Parmi les voies explorées pour produire de l'énergie dans le futur, les scientifiques cherchent à reproduire sur Terre les réactions à l'oeuvre au sein des étoiles qui, par fusion nucléaire, consomment leur hydrogène et produisent de l'hélium. Cette réaction est génératrice d'une grande quantité de chaleur qui peut être utilisée pour fabriquer de l'électricité. Actuellement un projet international, ITER, est en construction à Cadarache, en France. Le réacteur d'ITER est un outil scientifique d'étude, avant un éventuel développement industriel. Il fait suite aux nombreuses machines expérimentales de type tokamak construites depuis les années 1960 dans plusieurs pays. Pour obtenir une réaction de fusion, il faut être capable de chauffer la matière, un mélange de deutérium et de tritium (deux formes d'hydrogène), à une température de plusieurs centaines de millions de degrés afin de la porter à l'état de plasma. Puis il faut maintenir la matière dans cet état sans qu'elle entre en contact avec les installations qui fondraient immédiatement. La solution consiste à contenir le plasma avec des champs magnétiques. Sa forme et sa position devront être contrôlées au millimètre près. Pour les chercheurs, ce défi passe par la mesure en continu, et à distance, d'un courant de 15 millions d'ampères à l'aide de capteurs de grande précision.
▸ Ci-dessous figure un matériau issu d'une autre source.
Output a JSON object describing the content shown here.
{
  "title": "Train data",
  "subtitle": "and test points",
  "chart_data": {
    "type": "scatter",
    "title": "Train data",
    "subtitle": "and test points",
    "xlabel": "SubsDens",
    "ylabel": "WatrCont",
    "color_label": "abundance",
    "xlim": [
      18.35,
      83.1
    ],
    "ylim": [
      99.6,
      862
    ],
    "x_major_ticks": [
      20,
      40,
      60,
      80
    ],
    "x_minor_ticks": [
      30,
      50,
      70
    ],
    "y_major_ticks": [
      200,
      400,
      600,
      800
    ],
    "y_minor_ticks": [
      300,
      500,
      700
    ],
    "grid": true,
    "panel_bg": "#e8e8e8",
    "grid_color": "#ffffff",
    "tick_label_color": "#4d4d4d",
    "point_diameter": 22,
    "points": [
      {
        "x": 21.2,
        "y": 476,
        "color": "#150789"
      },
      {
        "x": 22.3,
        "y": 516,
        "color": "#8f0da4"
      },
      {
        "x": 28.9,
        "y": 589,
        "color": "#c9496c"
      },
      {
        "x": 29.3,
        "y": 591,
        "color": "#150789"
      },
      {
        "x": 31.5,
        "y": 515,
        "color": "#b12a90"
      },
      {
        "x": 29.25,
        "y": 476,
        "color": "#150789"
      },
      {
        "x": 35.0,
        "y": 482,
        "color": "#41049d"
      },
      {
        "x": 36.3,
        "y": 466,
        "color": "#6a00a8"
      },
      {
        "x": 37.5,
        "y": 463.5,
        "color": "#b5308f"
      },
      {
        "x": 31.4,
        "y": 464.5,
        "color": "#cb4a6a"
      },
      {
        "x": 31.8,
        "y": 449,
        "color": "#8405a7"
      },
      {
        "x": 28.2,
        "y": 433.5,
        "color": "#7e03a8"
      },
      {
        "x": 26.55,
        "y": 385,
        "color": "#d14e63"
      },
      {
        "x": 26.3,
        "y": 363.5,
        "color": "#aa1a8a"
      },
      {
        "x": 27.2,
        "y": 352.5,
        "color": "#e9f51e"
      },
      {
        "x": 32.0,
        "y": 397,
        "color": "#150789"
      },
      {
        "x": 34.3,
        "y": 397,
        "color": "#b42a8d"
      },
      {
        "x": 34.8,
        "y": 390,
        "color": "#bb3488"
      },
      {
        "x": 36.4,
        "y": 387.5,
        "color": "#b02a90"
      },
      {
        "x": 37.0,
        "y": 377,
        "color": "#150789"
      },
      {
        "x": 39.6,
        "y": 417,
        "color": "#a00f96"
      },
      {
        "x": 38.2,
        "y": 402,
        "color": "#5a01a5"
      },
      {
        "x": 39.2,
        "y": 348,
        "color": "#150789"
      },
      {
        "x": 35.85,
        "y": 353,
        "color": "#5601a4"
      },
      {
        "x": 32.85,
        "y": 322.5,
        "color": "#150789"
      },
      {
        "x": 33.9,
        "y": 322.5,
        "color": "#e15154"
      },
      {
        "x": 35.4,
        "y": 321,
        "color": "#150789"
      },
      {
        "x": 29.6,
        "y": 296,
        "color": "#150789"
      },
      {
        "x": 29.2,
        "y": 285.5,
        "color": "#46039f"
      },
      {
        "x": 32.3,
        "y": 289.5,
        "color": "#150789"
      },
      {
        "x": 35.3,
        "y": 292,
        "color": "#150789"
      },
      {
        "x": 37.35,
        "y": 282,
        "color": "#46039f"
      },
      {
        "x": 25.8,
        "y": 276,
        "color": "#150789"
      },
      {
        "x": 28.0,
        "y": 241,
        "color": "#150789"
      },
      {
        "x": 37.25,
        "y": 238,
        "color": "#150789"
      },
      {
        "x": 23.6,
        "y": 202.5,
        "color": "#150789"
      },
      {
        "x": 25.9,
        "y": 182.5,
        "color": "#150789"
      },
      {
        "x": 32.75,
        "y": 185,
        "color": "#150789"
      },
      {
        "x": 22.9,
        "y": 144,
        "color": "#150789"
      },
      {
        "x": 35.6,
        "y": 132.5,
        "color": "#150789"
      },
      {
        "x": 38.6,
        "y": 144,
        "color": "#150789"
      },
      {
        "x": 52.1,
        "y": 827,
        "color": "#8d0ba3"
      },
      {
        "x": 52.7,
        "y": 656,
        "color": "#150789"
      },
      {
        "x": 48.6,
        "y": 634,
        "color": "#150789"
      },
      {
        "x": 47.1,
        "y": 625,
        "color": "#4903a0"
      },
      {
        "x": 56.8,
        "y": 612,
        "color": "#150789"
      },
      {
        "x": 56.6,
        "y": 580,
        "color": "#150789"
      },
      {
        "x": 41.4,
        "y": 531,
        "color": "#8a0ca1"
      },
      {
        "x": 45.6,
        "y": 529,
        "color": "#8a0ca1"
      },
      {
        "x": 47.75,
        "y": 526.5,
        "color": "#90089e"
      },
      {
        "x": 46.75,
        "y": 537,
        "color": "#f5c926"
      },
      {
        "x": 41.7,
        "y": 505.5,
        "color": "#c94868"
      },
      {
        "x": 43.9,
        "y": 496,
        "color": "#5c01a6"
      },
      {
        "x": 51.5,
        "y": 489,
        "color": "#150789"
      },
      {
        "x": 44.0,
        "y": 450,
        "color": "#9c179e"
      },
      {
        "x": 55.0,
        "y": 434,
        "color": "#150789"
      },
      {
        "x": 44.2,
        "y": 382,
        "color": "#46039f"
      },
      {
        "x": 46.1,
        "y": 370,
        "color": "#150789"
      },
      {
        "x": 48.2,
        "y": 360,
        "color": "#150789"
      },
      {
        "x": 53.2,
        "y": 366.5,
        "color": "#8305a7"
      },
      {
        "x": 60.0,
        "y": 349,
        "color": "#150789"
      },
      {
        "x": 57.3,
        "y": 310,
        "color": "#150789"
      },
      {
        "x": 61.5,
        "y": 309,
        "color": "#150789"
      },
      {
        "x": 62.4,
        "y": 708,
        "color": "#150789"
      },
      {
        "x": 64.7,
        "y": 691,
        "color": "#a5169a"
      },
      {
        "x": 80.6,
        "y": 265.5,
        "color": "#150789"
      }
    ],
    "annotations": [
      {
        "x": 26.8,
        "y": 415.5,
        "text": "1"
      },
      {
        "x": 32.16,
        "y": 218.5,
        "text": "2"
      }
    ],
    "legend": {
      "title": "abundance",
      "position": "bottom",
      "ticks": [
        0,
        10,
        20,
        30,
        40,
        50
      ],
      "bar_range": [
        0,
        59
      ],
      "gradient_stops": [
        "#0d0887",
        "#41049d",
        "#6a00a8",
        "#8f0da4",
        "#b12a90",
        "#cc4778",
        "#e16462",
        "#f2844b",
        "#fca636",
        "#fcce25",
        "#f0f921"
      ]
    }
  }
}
Une équipe de l'École polytechnique fédérale de Lausanne, en collaboration avec le CEA français et le CNR (Consiglio nazionale delle ricerche) italien, vient de tester avec succès les deux capteurs qui prendront place sur ITER pour connaître et ajuster la forme et la position du plasma.

Pour en savoir plus :
http://actu.epfl.ch/news/des-capteurs-ouvrent-la-voie-pour-dompter-l-energi/

H. D.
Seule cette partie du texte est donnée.